Ce raisonnement, applicable à l’infraction terroriste qui s’est largement internationalisée, remet en question cette quête éperdue vers une définition commune et ceci est d’autant plus vrai que la plupart des infractions envisageables du terrorisme sont déjà couvertes par les dispositions de droit commun des législations nationales.

En conclusion, bien que la définition de l’infraction terroriste soit «condamnée» à l’incompatibilité avec le principe de légalité, sa répression peut quand même être légitimement exercée.

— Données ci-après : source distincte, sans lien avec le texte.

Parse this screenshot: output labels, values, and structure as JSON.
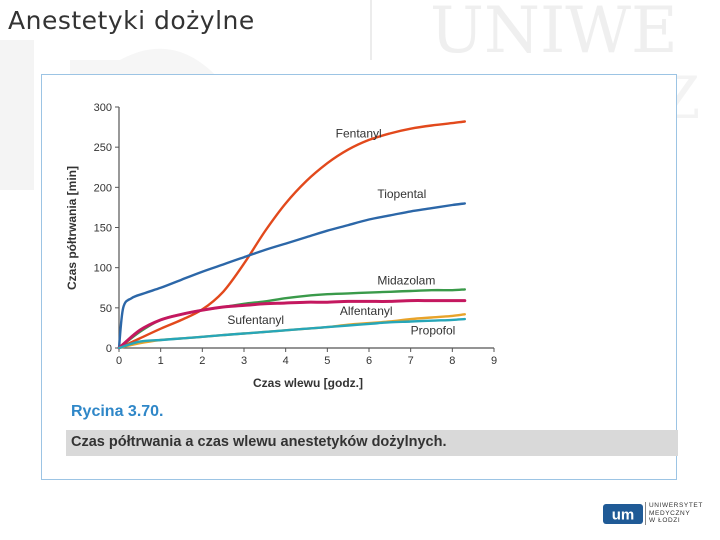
{
  "slide": {
    "title": "Anestetyki dożylne"
  },
  "watermark": {
    "text": "UNIWE",
    "text2": "MEDYCZ"
  },
  "figure": {
    "number": "Rycina 3.70.",
    "caption": "Czas półtrwania a czas wlewu anestetyków dożylnych."
  },
  "logo": {
    "mark": "um",
    "lines": [
      "UNIWERSYTET",
      "MEDYCZNY",
      "W ŁODZI"
    ]
  },
  "chart_data": {
    "type": "line",
    "title": "",
    "xlabel": "Czas wlewu [godz.]",
    "ylabel": "Czas półtrwania [min]",
    "xlim": [
      0,
      9
    ],
    "ylim": [
      0,
      300
    ],
    "xticks": [
      0,
      1,
      2,
      3,
      4,
      5,
      6,
      7,
      8,
      9
    ],
    "yticks": [
      0,
      50,
      100,
      150,
      200,
      250,
      300
    ],
    "grid": false,
    "legend": "inline labels",
    "series": [
      {
        "name": "Fentanyl",
        "color": "#e2491c",
        "x": [
          0,
          0.5,
          1,
          1.5,
          2,
          2.5,
          3,
          3.5,
          4,
          4.5,
          5,
          5.5,
          6,
          6.5,
          7,
          7.5,
          8,
          8.3
        ],
        "y": [
          0,
          12,
          24,
          35,
          48,
          70,
          105,
          145,
          180,
          208,
          230,
          247,
          259,
          267,
          273,
          277,
          280,
          282
        ]
      },
      {
        "name": "Tiopental",
        "color": "#2c67a8",
        "x": [
          0,
          0.1,
          0.3,
          0.6,
          1,
          1.5,
          2,
          2.5,
          3,
          3.5,
          4,
          4.5,
          5,
          5.5,
          6,
          6.5,
          7,
          7.5,
          8,
          8.3
        ],
        "y": [
          0,
          50,
          62,
          68,
          75,
          85,
          95,
          104,
          113,
          122,
          130,
          138,
          146,
          153,
          160,
          165,
          170,
          174,
          178,
          180
        ]
      },
      {
        "name": "Midazolam",
        "color": "#3a9a4a",
        "x": [
          0,
          0.5,
          1,
          1.5,
          2,
          2.5,
          3,
          3.5,
          4,
          4.5,
          5,
          5.5,
          6,
          6.5,
          7,
          7.5,
          8,
          8.3
        ],
        "y": [
          0,
          20,
          35,
          42,
          47,
          51,
          55,
          58,
          62,
          65,
          67,
          68,
          69,
          70,
          71,
          72,
          72,
          73
        ]
      },
      {
        "name": "Alfentanyl",
        "color": "#c4185f",
        "x": [
          0,
          0.5,
          1,
          1.5,
          2,
          2.5,
          3,
          3.5,
          4,
          4.5,
          5,
          5.5,
          6,
          6.5,
          7,
          7.5,
          8,
          8.3
        ],
        "y": [
          0,
          22,
          35,
          42,
          47,
          51,
          53,
          55,
          56,
          57,
          57,
          58,
          58,
          58,
          59,
          59,
          59,
          59
        ]
      },
      {
        "name": "Sufentanyl",
        "color": "#e8a32a",
        "x": [
          0,
          0.5,
          1,
          1.5,
          2,
          2.5,
          3,
          3.5,
          4,
          4.5,
          5,
          5.5,
          6,
          6.5,
          7,
          7.5,
          8,
          8.3
        ],
        "y": [
          0,
          6,
          10,
          12,
          14,
          16,
          18,
          20,
          22,
          24,
          26,
          29,
          31,
          33,
          36,
          38,
          40,
          42
        ]
      },
      {
        "name": "Propofol",
        "color": "#27a6b8",
        "x": [
          0,
          0.5,
          1,
          1.5,
          2,
          2.5,
          3,
          3.5,
          4,
          4.5,
          5,
          5.5,
          6,
          6.5,
          7,
          7.5,
          8,
          8.3
        ],
        "y": [
          0,
          8,
          10,
          12,
          14,
          16,
          18,
          20,
          22,
          24,
          26,
          28,
          30,
          32,
          33,
          34,
          35,
          36
        ]
      }
    ],
    "labels": [
      {
        "text": "Fentanyl",
        "x": 5.2,
        "y": 262,
        "color": "#333333"
      },
      {
        "text": "Tiopental",
        "x": 6.2,
        "y": 187,
        "color": "#333333"
      },
      {
        "text": "Midazolam",
        "x": 6.2,
        "y": 79,
        "color": "#333333"
      },
      {
        "text": "Alfentanyl",
        "x": 5.3,
        "y": 41,
        "color": "#333333"
      },
      {
        "text": "Sufentanyl",
        "x": 2.6,
        "y": 30,
        "color": "#333333"
      },
      {
        "text": "Propofol",
        "x": 7.0,
        "y": 17,
        "color": "#333333"
      }
    ]
  }
}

Les textes, qu’ils soient nationaux, régionaux ou internationaux, souffrent tous des mêmes défauts concernant la définition de l’infraction terroriste : soit ils définissent le terrorisme par rapport à la terreur, ce qui correspond à une tautologie, soit ils procèdent à l’énumération d’une série d’infractions, mais énumérer n’est pas caractériser, ou bien encore ils ne contiennent tout simplement aucun élément définitionnel213. Dans la mesure où une définition commune de l’infraction terroriste, comme celle adoptée au sein de l’Union européenne, ne peut être en accord avec le principe nullum crimen sine lege, elle constitue un «réservoir» à atteintes aux droits de la personne et aux libertés fondamentales. Renforcer la coopération dans le domaine de la lutte contre le terrorisme est devenu un impératif au niveau européen mais, l’adoption d’une définition commune demeure un acte «dangereux» en termes de respect de l’Etat de droit.

212

CONDORELLI L., Présentation de la IIème partie, in ASCENCIO H., DECAUX E., PELLET A. (sous la direction de), Droit international pénal, Pedone, Paris, 2000, p. 246.

213

Ainsi, les mots de la fin pourraient être : “It is not necessary to have an exact legal

definition if terrorism is dealt with as a common crime. Concentration on the elements of the ‘actus reus’ may be all that is needed by way of definition, for murder, arson, kidnapping, serious bodily harm, and the infliction of severe mental distress are criminal acts in themselves and need only be proved as such. Thus, a precise legal formulation need not to be required in order to confront the terrorist menace for the preservation of societal and world order”214.